Generasi muda Indonesia, yang merasa kehilangan harapan pada politik, ekonomi, dan representasi, memilih mengibarkan lambang tengkorak bertopi jerami, bukan Merah Putih, sebagai bentuk simbolik dari sikap "kami tidak merasa diwakili" menjelang peringatan 80 tahun kemerdekaan Indonesia pada 17 Agustus. Ini bukan sekadar kegiatan basis penggemar semata, ini adalah bahasa baru dari protes sosial yang harus diperhatikan. Mengapa terjadi? Apa implikasinya?

Data dari YouGov tahun 2022 menunjukkan bahwa Indonesia adalah salah satu negara dengan tingkat konsumsi anime tertinggi di dunia. Lebih dari 60% pengguna internet berusia 18-34 tahun menonton anime secara rutin, dengan One Piece, Attack on Titan, dan Naruto sebagai tiga besar tontonan yang paling digemari.

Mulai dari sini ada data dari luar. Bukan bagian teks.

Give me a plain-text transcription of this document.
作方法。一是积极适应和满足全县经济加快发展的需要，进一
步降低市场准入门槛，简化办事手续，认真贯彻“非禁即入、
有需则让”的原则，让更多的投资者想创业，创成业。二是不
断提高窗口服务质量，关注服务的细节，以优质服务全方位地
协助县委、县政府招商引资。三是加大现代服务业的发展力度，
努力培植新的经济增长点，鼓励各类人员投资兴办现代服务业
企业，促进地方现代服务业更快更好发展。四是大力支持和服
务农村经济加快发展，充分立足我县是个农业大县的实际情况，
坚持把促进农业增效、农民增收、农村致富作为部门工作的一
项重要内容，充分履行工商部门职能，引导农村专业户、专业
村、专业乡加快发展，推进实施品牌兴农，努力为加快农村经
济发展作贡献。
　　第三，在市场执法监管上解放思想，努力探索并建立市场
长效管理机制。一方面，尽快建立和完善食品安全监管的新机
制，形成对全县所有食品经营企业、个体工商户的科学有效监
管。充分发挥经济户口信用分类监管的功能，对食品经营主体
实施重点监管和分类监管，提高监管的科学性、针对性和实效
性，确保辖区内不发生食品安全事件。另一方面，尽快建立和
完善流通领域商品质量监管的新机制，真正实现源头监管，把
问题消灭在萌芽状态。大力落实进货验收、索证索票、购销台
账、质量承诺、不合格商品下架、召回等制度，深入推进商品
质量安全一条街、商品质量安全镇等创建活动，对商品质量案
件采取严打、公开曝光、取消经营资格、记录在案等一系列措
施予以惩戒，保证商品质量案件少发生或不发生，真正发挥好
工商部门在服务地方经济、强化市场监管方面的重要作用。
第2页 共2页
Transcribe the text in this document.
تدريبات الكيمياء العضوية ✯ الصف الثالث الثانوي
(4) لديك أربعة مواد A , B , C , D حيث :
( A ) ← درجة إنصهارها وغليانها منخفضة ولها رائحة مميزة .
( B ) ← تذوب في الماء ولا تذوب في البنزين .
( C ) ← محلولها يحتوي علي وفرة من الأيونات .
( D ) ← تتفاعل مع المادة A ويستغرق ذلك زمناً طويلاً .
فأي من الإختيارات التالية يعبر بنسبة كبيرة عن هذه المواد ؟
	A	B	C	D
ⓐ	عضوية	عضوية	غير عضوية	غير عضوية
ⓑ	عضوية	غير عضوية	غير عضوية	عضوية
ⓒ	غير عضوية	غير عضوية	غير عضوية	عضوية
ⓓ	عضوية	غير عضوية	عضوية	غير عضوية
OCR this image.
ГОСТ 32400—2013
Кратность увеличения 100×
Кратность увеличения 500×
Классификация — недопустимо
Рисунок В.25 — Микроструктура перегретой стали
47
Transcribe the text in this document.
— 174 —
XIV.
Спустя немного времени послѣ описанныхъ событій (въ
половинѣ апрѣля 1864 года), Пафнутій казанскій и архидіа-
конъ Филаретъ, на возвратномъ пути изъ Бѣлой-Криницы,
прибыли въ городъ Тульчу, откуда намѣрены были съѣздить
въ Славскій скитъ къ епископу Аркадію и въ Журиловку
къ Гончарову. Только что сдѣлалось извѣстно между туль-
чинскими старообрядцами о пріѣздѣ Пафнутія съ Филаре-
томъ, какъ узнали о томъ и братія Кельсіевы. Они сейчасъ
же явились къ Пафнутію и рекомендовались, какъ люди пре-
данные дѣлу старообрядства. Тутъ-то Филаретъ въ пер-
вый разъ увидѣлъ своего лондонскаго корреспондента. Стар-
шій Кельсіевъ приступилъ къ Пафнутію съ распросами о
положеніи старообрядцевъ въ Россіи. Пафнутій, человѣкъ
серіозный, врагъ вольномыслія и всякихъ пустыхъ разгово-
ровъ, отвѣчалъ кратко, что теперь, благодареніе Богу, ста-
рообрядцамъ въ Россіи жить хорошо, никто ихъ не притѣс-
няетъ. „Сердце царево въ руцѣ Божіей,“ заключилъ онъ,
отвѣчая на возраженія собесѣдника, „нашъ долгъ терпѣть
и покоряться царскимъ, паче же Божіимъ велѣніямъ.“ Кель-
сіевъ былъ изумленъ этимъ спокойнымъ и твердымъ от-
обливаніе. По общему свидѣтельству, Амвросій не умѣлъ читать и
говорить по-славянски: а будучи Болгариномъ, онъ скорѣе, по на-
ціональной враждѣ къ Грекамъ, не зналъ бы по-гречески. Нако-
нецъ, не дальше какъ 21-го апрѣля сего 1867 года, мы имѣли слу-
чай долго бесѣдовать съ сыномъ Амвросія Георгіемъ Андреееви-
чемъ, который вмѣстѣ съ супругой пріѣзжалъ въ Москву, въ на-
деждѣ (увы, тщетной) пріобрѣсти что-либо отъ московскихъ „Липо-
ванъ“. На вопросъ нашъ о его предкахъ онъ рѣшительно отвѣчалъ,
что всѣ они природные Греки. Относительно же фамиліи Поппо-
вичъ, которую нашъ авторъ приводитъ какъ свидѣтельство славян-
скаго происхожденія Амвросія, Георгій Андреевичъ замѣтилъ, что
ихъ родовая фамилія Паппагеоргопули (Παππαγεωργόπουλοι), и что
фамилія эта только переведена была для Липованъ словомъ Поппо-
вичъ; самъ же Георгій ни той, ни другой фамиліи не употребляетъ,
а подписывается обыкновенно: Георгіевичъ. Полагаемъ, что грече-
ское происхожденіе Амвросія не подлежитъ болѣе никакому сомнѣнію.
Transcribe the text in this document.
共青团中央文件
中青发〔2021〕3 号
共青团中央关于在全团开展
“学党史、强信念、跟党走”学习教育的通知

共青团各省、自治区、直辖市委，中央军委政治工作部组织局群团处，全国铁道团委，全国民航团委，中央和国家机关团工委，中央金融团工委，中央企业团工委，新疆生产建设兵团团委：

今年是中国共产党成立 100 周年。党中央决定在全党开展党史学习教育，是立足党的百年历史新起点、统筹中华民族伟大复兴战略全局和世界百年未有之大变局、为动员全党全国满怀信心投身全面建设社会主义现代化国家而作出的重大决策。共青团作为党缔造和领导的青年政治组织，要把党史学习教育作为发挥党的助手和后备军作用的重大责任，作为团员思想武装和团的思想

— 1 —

Hal ini diperkuat oleh laporan dari Pop Culture Survey Southeast Asia 2023 yang mencatat bahwa 74% responden Indonesia mengakses konten Jepang minimal seminggu sekali, baik dalam bentuk anime, manga, maupun musik J-Pop. Di Korea Selatan, angka konsumsi anime juga tinggi, namun dengan karakter yang berbeda.

Pemerintah Korsel justru mengembangkan industri animasi lokal dan aktif menyensor konten yang dianggap terlalu "anti-otoritarian," seperti Death Note atau Tokyo Ghoul. Tahun 2016, Komisi Komunikasi Korsel bahkan memblokir lebih dari 5.000 situs manga ilegal demi mengendalikan konten yang mereka nilai "tidak sehat."

Perbandingan ini memperlihatkan kontras antara dua negara, yaitu Korsel mencoba mengatur selera warganya, sementara Indonesia membiarkan pop culture atau budaya populer berkembang organik, sehingga akhirnya menciptakan makna politik tersendiri.

Pada konteks One Piece, masyarakat menemukan narasi alternatif tentang keadilan, loyalitas, dan kepemimpinan. Monkey D. Luffy adalah antitesis dari elite politik Indonesia. Tokoh Luffy tidak pernah bermimpi menjadi penguasa, hanya ingin membebaskan temannya dan mengalahkan tirani. Sementara para pemimpin dunia nyata, sama seperti tokoh rezim pemerintah dalam dunia Luffy, dipenuhi dengan drama korupsi, komodifikasi jabatan, dan etika yang abu-abu.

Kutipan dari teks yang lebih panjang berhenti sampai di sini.